Lebih ngaco lagi ada yang bilang pemilihan tidak langsung adalah kemunduran dan tidak reformis.  Tahun 1998 saya ikut demonstrasi  sama seperti mahasiswa lainnya kala itu.  Saya mendengar langsung pemikiran ‘neo liberalism-neo kapitalism’ dari Bung BS .  Saya juga pernah ‘berhadap-hadapan’  dengan Mr. AA yang sekarang jadi staf khusus Presiden.  Saya juga mengikuti sepak terjang  Sdr. S dengan Forkot-nya … intinya sedikit banyak saya mengalami dan menyimak apa yang terjadi kala itu. Reformasi tidak 'ngurusi' soal pilih langsung atau tidak ... itu terlalu remeh ... langsung atau tidak keduanya sama-sama demokratis, sama derajatnya, tinggal disesuaikan dengan situasi dan kondisi serta kultur bangsa.

Demonstrasi mahasiswa 1998 menuntut reformasi (pembaruan) dengan tiga agenda perang, yaitu perang terhadap  (1) Korupsi, (2) Kolusi, dan (3) Nepotisme.  Kini di tahun 2014 kita semua tahu bahwa reformasi telah gagal.  Korupsi, Kolusi, dan Nepotisme (KKN) yang dulu ingin dibasmi sekarang telah nyata kemenangannya.

Justru, sejauh pengamatan awam saya, pukulan pertama yang merontokkan gerakan reformasi adalah diberlakukannya otonomi daerah dan pemilihan umum langsung.  Otonomi Daerah (otda) merupakan penjelmaan ide ‘Negara Federasi Indonesia’ yang pernah ‘Bapak Reformasi’, Pak Amien Rais lontarkan.  Pak Amien berasumsi dengan pemberian otonomi pada daerah, daerah akan lebih cepat mencapai kesejahteraan karena kontrol lokal menyangkut  KKN lebih cermat.  Kini di tahun 2014 sudah sangat nyata, bahwa asumsi Pak Amien itu salah, bahkan beliau sendiri pernah mengatakan dengan gentleman tentang kesalahan asumsinya itu dibeberapa kesempatan.  

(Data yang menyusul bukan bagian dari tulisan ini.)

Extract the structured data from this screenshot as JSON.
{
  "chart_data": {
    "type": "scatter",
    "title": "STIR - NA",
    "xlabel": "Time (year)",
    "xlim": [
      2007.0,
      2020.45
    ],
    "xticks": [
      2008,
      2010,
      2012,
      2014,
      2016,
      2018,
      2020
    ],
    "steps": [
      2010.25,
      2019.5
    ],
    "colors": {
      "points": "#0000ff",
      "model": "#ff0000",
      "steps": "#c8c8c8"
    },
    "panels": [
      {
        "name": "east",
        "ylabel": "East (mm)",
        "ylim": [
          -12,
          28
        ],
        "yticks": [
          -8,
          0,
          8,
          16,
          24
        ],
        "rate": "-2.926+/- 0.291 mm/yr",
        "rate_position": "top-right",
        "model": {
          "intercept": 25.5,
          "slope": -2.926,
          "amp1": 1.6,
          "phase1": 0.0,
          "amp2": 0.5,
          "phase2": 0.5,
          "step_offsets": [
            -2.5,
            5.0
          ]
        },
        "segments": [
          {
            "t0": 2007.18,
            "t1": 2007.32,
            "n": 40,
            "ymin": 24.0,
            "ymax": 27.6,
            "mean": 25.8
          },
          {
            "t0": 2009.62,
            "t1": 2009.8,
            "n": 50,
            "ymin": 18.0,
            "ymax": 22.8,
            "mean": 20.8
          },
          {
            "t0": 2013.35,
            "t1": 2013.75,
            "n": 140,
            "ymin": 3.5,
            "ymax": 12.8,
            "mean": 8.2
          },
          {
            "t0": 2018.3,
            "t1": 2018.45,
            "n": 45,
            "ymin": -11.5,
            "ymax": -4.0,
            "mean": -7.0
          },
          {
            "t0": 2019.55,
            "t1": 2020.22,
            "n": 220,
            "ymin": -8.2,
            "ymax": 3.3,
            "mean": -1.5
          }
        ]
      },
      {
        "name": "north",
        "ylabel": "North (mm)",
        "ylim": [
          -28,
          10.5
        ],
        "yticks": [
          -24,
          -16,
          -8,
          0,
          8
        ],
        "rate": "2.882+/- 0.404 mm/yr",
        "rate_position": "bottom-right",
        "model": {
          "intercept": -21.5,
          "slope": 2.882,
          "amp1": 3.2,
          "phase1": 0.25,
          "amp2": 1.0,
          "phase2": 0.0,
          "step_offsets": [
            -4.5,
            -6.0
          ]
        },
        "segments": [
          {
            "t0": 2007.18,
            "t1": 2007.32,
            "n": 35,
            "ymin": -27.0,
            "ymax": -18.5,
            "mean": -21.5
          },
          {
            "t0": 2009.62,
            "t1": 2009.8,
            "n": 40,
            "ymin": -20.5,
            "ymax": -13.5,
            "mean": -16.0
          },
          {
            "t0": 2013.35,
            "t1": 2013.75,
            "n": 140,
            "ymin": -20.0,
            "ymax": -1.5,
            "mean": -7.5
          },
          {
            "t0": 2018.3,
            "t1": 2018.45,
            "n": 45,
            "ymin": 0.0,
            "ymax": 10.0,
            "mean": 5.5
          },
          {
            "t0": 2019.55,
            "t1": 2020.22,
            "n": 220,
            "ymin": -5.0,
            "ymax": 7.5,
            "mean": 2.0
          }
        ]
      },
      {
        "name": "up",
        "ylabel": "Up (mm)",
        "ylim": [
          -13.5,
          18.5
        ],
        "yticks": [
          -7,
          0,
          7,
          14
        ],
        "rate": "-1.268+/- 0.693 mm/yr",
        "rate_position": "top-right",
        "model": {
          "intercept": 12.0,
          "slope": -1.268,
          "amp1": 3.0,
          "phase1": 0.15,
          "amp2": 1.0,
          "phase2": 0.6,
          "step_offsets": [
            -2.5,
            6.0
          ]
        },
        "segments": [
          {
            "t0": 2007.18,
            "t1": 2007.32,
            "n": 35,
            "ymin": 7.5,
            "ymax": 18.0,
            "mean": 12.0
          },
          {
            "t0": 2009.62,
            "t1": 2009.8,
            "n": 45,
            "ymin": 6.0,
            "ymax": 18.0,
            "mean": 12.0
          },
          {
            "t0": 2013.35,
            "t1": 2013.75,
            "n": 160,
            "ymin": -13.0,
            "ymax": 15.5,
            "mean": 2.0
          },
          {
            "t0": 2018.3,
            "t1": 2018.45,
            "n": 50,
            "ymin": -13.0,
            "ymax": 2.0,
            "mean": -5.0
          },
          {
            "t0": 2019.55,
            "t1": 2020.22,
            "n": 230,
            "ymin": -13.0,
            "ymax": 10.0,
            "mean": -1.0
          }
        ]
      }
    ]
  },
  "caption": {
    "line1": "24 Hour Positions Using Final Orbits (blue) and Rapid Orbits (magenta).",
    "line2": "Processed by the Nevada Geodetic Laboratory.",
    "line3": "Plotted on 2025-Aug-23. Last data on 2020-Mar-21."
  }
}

Setelah berlaku Otonomi Daerah, apa yang terjadi ?  Yang terjadi adalah munculnya raja-raja kecil di tiap daerah,  yang terjadi adalah berkurangnya pengawasan pusat karena kini yang mengawasi adalah rakyat jelata  yang sebagian besar terbelit kemiskinan … miskin harta, miskin informasi, dan miskin pengetahuan bagaimana melakukan kontrol yang terorganisir.  Munculnya ‘raja’ dan kurangnya pengawasan akhirnya membiakkan KKN yang  jauh lebih dahsyat.  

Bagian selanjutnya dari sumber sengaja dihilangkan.